The company went bankrupt two years later during the Great Depression, and the ship cracked at the midsection during a winter storm. The State of California purchased the ship, and she was stripped of her fittings and left as a fishing pier. She was a popular site for recreational fishing, but eventually she deteriorated to the point where she was unsafe for this purpose, and she was closed to the public in 1950. Following an attempt at restoration in the 1980s, she reopened for fishing for a few years, then closed again. The fishing pier opened to foot traffic once again in the summer of 2016, but later closed for repairs.

Nicknamed the "Cement Ship," Palo Alto today remains at Seacliff Beach and serves as an artificial reef for marine life. Pelicans and other seabirds perch on the wreck, sea perch and other fish feed on algae that grows in the shelter of the wreck, and sea lions and other marine mammals visit the wreck to feed on the fish.

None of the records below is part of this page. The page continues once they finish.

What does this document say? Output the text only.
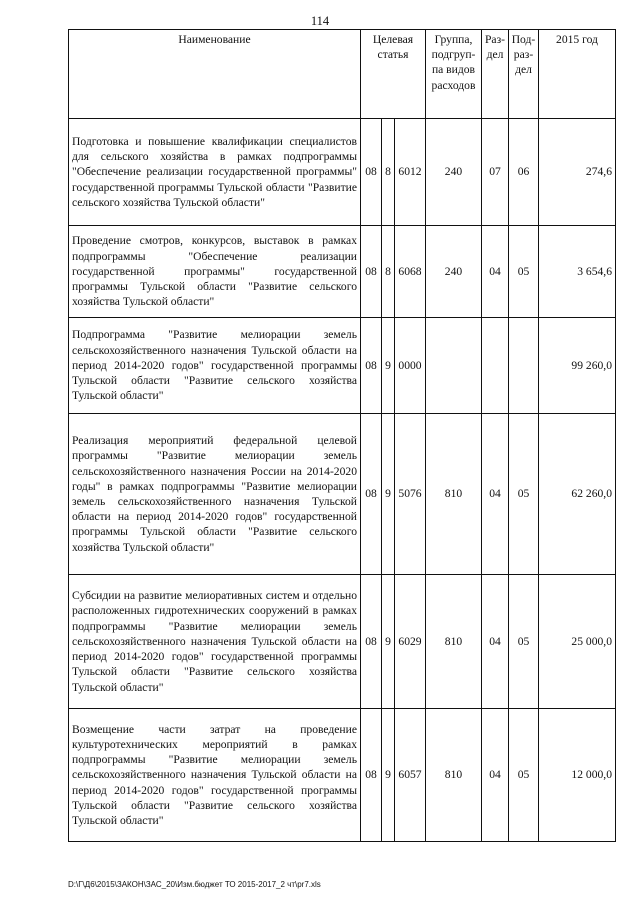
114
Наименование	Целевая статья			Группа, подгруп-па видов расходов	Раз-дел	Под-раз-дел	2015 год
Подготовка и повышение квалификации специалистов для сельского хозяйства в рамках подпрограммы "Обеспечение реализации государственной программы" государственной программы Тульской области "Развитие сельского хозяйства Тульской области"	08	8	6012	240	07	06	274,6
Проведение смотров, конкурсов, выставок в рамках подпрограммы "Обеспечение реализации государственной программы" государственной программы Тульской области "Развитие сельского хозяйства Тульской области"	08	8	6068	240	04	05	3 654,6
Подпрограмма "Развитие мелиорации земель сельскохозяйственного назначения Тульской области на период 2014-2020 годов" государственной программы Тульской области "Развитие сельского хозяйства Тульской области"	08	9	0000				99 260,0
Реализация мероприятий федеральной целевой программы "Развитие мелиорации земель сельскохозяйственного назначения России на 2014-2020 годы" в рамках подпрограммы "Развитие мелиорации земель сельскохозяйственного назначения Тульской области на период 2014-2020 годов" государственной программы Тульской области "Развитие сельского хозяйства Тульской области"	08	9	5076	810	04	05	62 260,0
Субсидии на развитие мелиоративных систем и отдельно расположенных гидротехнических сооружений в рамках подпрограммы "Развитие мелиорации земель сельскохозяйственного назначения Тульской области на период 2014-2020 годов" государственной программы Тульской области "Развитие сельского хозяйства Тульской области"	08	9	6029	810	04	05	25 000,0
Возмещение части затрат на проведение культуротехнических мероприятий в рамках подпрограммы "Развитие мелиорации земель сельскохозяйственного назначения Тульской области на период 2014-2020 годов" государственной программы Тульской области "Развитие сельского хозяйства Тульской области"	08	9	6057	810	04	05	12 000,0
D:\Г\Д6\2015\ЗАКОН\ЗАС_20\Изм.бюджет ТО 2015-2017_2 чт\pr7.xls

In the spring of 2005, oil found on wildlife nearly two years earlier, killing dozens of seabirds, was traced back to the ship, whose fuel tanks had cracked and were leaking fuel oil. In September 2006, a clean-up project was started that cost an estimated $1.7 million, approximately the cost of the original construction of the ship in 1919. No oil is known to have spilled directly into the ocean, but wildlife experts believe that birds came into contact with oil by entering the ship's cracked hull while diving underwater for fish; during the clean-up, workers pumped 500 U.S. gallons (416 Imperial gallons; 1,893 liters) of oil from the ship and discovered the carcasses of 200 more birds and two harbor seals inside the wreck.

The ship continued to deteriorate after the clean-up. While she had over the decades been broken into four roughly segmented pieces, winter storms in February 2016 pushed the wreck onto its starboard side and broke its rear half open. On January 21, 2017, another winter storm tore the stern off the ship.